Artificial Oocyte Activation (AOA) and Piezoelectricity
One of the most critical stages of fertilization after the sperm cell enters the egg cell is oocyte activation. Normally, this stage begins physiologically following the fusion of the sperm and oocyte membranes, triggered by factors released from the sperm head (Sperm Oocyte-Activator Factor – SOAF) through the release of calcium (Ca+2 oscillation) via a molecule called inositol trisphosphate (IP3). In IVF applications, we sometimes encounter situations where eggs collected from the female partner do not fertilize after sperm injection (ICSI). This is called fertilization loss. If the egg does not activate physiologically after ICSI, it may be possible to activate the egg using artificial methods.
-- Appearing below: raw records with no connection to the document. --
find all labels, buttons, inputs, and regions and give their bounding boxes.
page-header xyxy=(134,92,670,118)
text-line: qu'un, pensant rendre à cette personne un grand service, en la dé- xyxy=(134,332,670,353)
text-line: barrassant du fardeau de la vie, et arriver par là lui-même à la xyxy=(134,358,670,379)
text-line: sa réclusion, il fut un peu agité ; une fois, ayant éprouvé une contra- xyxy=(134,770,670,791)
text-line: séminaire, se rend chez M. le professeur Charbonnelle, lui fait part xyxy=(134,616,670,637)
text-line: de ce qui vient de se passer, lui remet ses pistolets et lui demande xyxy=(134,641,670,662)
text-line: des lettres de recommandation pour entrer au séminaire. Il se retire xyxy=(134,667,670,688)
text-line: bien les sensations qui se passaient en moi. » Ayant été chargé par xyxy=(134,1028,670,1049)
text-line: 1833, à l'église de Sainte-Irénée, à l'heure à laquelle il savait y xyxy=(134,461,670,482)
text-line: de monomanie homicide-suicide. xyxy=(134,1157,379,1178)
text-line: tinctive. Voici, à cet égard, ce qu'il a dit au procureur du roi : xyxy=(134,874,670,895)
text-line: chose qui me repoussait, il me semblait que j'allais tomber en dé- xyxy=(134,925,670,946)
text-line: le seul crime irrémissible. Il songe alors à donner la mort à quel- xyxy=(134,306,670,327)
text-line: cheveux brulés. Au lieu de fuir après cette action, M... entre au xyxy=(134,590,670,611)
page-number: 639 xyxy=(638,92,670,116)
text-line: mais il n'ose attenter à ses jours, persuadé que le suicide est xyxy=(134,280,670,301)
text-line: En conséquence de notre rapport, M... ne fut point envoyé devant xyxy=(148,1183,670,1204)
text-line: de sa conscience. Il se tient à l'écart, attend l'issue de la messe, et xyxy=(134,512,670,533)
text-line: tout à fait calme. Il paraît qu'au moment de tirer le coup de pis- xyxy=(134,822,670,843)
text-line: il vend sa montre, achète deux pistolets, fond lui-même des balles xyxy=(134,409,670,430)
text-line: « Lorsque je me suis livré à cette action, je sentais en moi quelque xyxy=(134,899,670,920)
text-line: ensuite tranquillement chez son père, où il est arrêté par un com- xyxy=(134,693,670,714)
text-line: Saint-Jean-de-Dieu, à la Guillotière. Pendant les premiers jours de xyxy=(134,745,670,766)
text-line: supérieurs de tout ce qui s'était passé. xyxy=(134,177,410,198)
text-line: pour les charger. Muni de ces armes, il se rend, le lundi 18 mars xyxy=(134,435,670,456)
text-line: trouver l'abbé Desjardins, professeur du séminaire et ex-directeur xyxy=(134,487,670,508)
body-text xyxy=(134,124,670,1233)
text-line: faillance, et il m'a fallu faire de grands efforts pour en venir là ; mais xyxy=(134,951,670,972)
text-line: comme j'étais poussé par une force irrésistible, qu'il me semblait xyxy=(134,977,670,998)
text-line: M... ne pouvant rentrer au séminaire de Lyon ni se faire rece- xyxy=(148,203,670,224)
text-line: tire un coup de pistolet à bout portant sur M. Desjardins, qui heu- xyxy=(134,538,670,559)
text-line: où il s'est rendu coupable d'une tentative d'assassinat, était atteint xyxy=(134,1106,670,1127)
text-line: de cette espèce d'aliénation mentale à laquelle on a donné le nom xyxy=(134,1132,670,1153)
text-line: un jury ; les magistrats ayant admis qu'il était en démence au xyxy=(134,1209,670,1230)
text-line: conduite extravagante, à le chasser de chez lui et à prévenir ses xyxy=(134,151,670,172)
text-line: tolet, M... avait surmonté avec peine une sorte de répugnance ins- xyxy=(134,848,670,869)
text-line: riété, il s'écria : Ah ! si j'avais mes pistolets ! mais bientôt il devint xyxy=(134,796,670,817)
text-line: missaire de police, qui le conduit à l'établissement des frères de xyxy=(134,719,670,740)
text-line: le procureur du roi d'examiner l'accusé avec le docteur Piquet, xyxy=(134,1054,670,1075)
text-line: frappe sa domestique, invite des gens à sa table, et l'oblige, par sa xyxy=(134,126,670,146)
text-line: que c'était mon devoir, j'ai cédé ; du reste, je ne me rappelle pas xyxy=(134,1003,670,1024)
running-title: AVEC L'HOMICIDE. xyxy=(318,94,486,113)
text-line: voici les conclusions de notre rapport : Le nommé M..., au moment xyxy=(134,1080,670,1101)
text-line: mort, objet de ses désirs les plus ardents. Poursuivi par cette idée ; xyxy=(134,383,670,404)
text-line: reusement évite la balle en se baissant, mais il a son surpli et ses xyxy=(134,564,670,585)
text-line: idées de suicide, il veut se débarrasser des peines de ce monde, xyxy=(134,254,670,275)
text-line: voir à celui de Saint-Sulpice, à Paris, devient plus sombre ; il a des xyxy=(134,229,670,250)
Among these methods are “PLCzeta” microinjection and “ionophore treatment,” but these have been observed to increase sperm DNA damage rates and cause side effects such as “premature acrosome reaction” (beginning before sperm integration into the oocyte), or in many cases, sufficient success has not been achieved. Recently, the “Piezoelectric Activation” method has been introduced among artificial activation methods for egg fertilization. The mechanism of piezoelectric application involves stimulating calcium channel proteins within the egg's cell membrane through electromagnetic current, followed by triggering calcium influx (calcium oscillation) upon the opening of these channels. This method is becoming increasingly widespread.